Cuba declared its independence from Spain on May 20, 1902. The Caribbean country has had a turbulent history – making it a rich topic for its writers.
• Nicolás Guillén (1902-1989), once the national poet of Cuba, is known for his poems about social justice that he wrote in the 1920s and 1930s. The country’s winners of the Miguel de Cervantes Prize, given to Spanish-language writers, are playwright Alejo Carpentier, poet Dulce María Loynaz and novelist Guillermo Cabrera Infante.
• Oscar Hijuelos, who was born in New York City to Cuban parents, became the first Latino to win the Pulitzer Prize for fiction with his 1989 book The Mambo Kings Play Songs of Love, about two Cuban brothers who pursue their musical dreams in New York City. Hijuelos also wrote the novels Our House in the Last World and Mr. Ives’ Christmas and the memoir Thoughts Without Cigarettes.

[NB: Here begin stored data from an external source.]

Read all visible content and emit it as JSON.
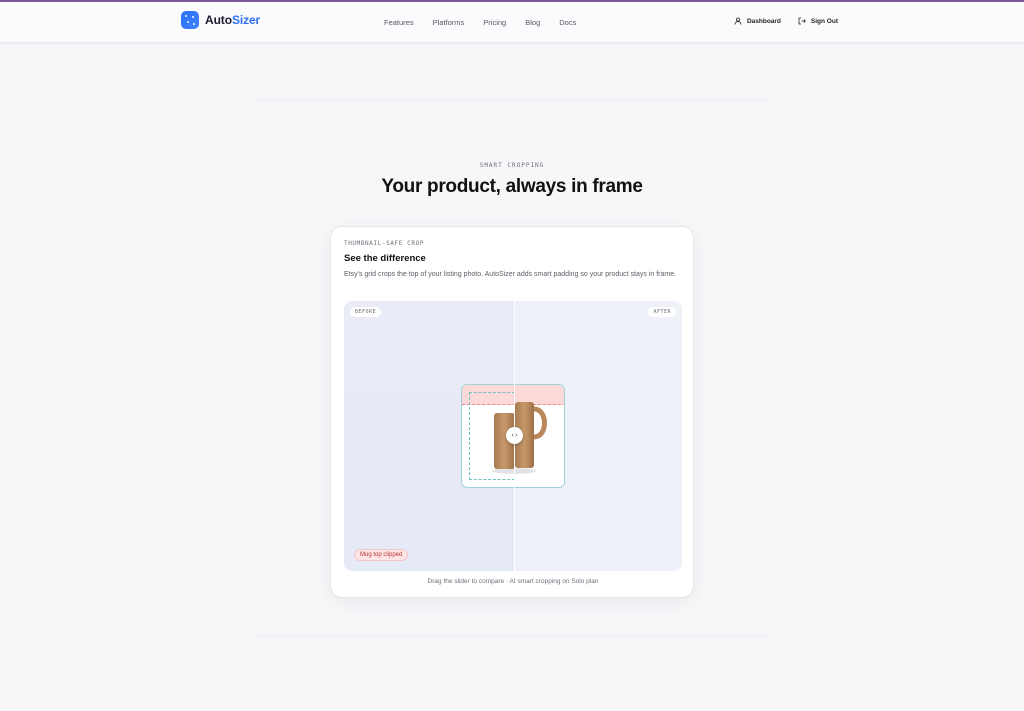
{
  "header": {
    "logo_prefix": "Auto",
    "logo_accent": "Sizer",
    "nav": [
      "Features",
      "Platforms",
      "Pricing",
      "Blog",
      "Docs"
    ],
    "dashboard_label": "Dashboard",
    "signout_label": "Sign Out",
    "icons": {
      "dashboard": "user-icon",
      "signout": "logout-icon"
    }
  },
  "hero": {
    "eyebrow": "SMART CROPPING",
    "title": "Your product, always in frame"
  },
  "card": {
    "eyebrow": "THUMBNAIL-SAFE CROP",
    "title": "See the difference",
    "description": "Etsy's grid crops the top of your listing photo. AutoSizer adds smart padding so your product stays in frame.",
    "before_label": "BEFORE",
    "after_label": "AFTER",
    "clipped_badge": "Mug top clipped",
    "handle_glyph": "‹›",
    "caption": "Drag the slider to compare · AI smart cropping on Solo plan"
  },
  "colors": {
    "brand": "#2e6ff2",
    "clip_zone": "#fbd9d9",
    "safe_zone": "#6fc4c0",
    "mug": "#b8875a"
  }
}
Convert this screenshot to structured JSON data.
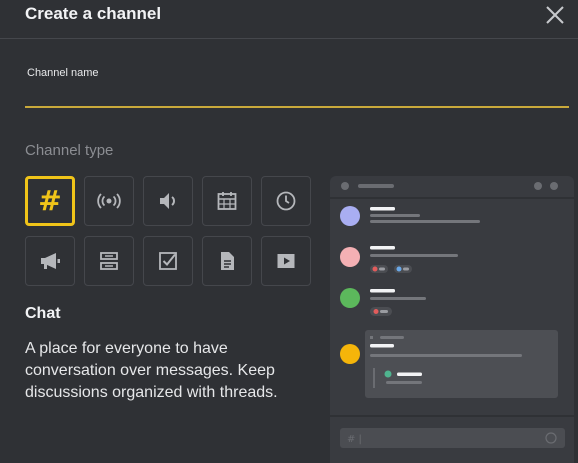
{
  "dialog": {
    "title": "Create a channel"
  },
  "form": {
    "channel_name_label": "Channel name",
    "channel_name_value": "",
    "channel_type_label": "Channel type"
  },
  "channel_types": [
    {
      "name": "chat",
      "icon": "hash-icon",
      "selected": true
    },
    {
      "name": "audio",
      "icon": "broadcast-icon",
      "selected": false
    },
    {
      "name": "voice",
      "icon": "speaker-icon",
      "selected": false
    },
    {
      "name": "calendar",
      "icon": "calendar-icon",
      "selected": false
    },
    {
      "name": "clock",
      "icon": "clock-icon",
      "selected": false
    },
    {
      "name": "announcement",
      "icon": "megaphone-icon",
      "selected": false
    },
    {
      "name": "forum",
      "icon": "forum-icon",
      "selected": false
    },
    {
      "name": "tasks",
      "icon": "checkbox-icon",
      "selected": false
    },
    {
      "name": "docs",
      "icon": "document-icon",
      "selected": false
    },
    {
      "name": "media",
      "icon": "play-icon",
      "selected": false
    }
  ],
  "selected_type": {
    "title": "Chat",
    "description": "A place for everyone to have conversation over messages. Keep discussions organized with threads."
  },
  "preview": {
    "composer_prefix": "# |"
  },
  "colors": {
    "background": "#2f3135",
    "accent": "#f0c419",
    "input_underline": "#c9a93b",
    "preview_bg": "#393b40",
    "avatar_purple": "#a9aef2",
    "avatar_pink": "#f4b0b4",
    "avatar_green": "#5cb85c",
    "avatar_yellow": "#f5b50a"
  }
}
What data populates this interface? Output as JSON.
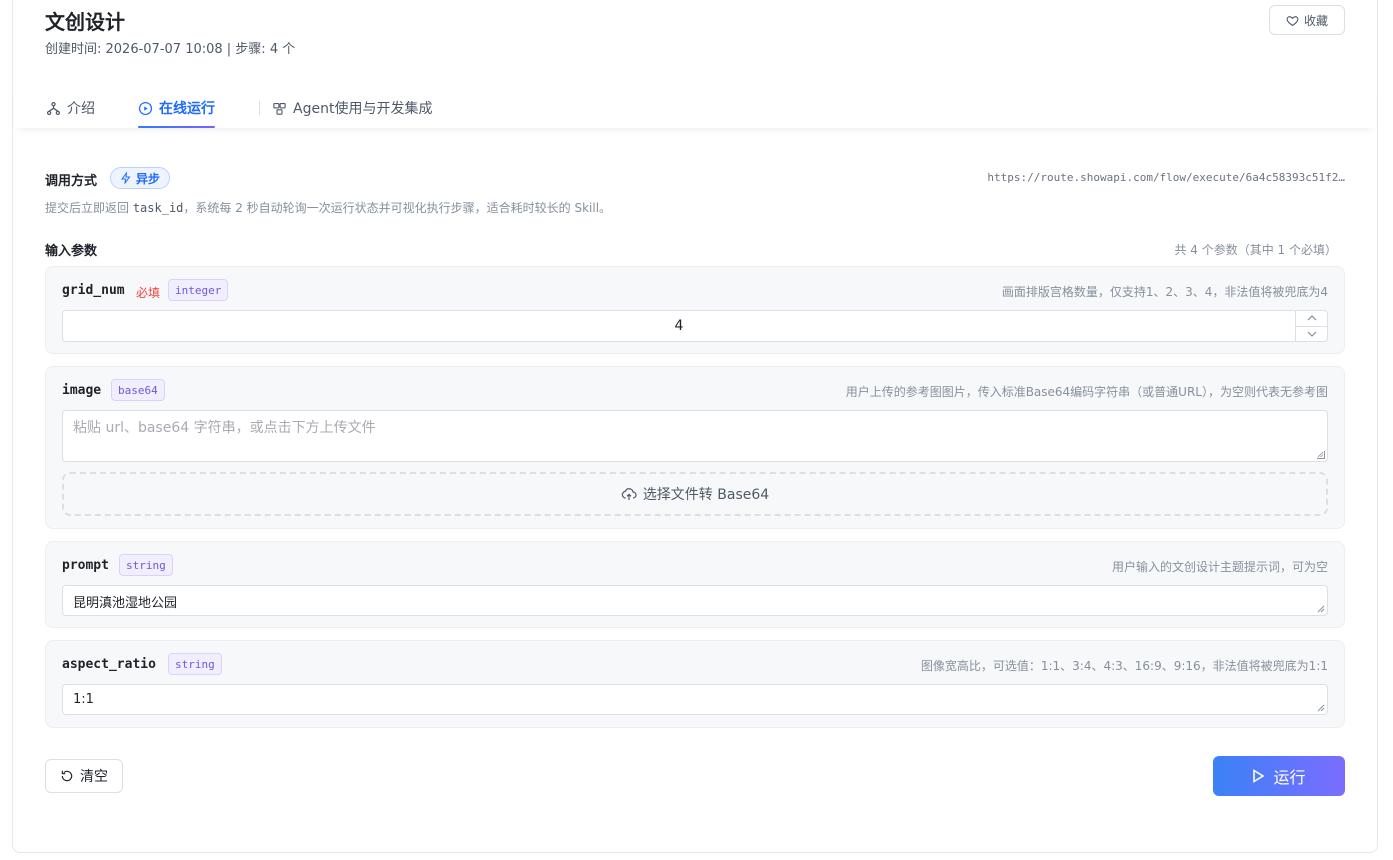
{
  "header": {
    "title": "文创设计",
    "meta": "创建时间: 2026-07-07 10:08 | 步骤: 4 个",
    "favorite_label": "收藏"
  },
  "tabs": [
    {
      "label": "介绍",
      "icon": "flow-icon"
    },
    {
      "label": "在线运行",
      "icon": "play-circle-icon",
      "active": true
    },
    {
      "label": "Agent使用与开发集成",
      "icon": "api-icon"
    }
  ],
  "invoke": {
    "label": "调用方式",
    "mode": "异步",
    "url": "https://route.showapi.com/flow/execute/6a4c58393c51f2…",
    "desc_before": "提交后立即返回 ",
    "desc_code": "task_id",
    "desc_after": "，系统每 2 秒自动轮询一次运行状态并可视化执行步骤，适合耗时较长的 Skill。"
  },
  "params": {
    "label": "输入参数",
    "count_text": "共 4 个参数（其中 1 个必填）",
    "items": [
      {
        "name": "grid_num",
        "required": "必填",
        "type": "integer",
        "desc": "画面排版宫格数量，仅支持1、2、3、4，非法值将被兜底为4",
        "value": "4"
      },
      {
        "name": "image",
        "type": "base64",
        "desc": "用户上传的参考图图片，传入标准Base64编码字符串（或普通URL），为空则代表无参考图",
        "placeholder": "粘贴 url、base64 字符串，或点击下方上传文件",
        "upload_label": "选择文件转 Base64"
      },
      {
        "name": "prompt",
        "type": "string",
        "desc": "用户输入的文创设计主题提示词，可为空",
        "value": "昆明滇池湿地公园"
      },
      {
        "name": "aspect_ratio",
        "type": "string",
        "desc": "图像宽高比，可选值：1:1、3:4、4:3、16:9、9:16，非法值将被兜底为1:1",
        "value": "1:1"
      }
    ]
  },
  "actions": {
    "clear_label": "清空",
    "run_label": "运行"
  },
  "colors": {
    "accent": "#1f6bff",
    "required": "#f53f3f",
    "type_badge": "#6b5bd6"
  }
}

• Two writers who were born in Havana and immigrated to the United States have used Cuba as a setting for their novels. Cristina García, left, showed one family’s life in Dreaming in Cuban and describes the effects of dictator Fidel Castro’s regime in the just released King of Cuba. The Castro government plays a key role in the characters’ lives of Elizabeth Huergo’s The Death of Fidel Pérez.
• California-raised children’s writer Margarita Engle draws on Cuba’s history for her free verse books, including The Lightning Dreamer, Cuba’s Greatest Abolitionist, about Gertrudis Gómez de Avellaneda; The Surrender Tree, about a nurse who helps those while war rages in Cuba in 1896; and The Poet Slave of Cuba: A Biography of Juan Francisco Manzano.
• Carlos Eire was airlifted from Havana during Operation Pedro Pan, a CIA operation in which thousands of Cuban children were taken to the United States in the early 1960s – an experience he wrote about in Waiting for Snow in Havana: Confessions of a Cuban Boy. His follow-up book was Learning to Die in Miami: Confessions of a Refugee Boy.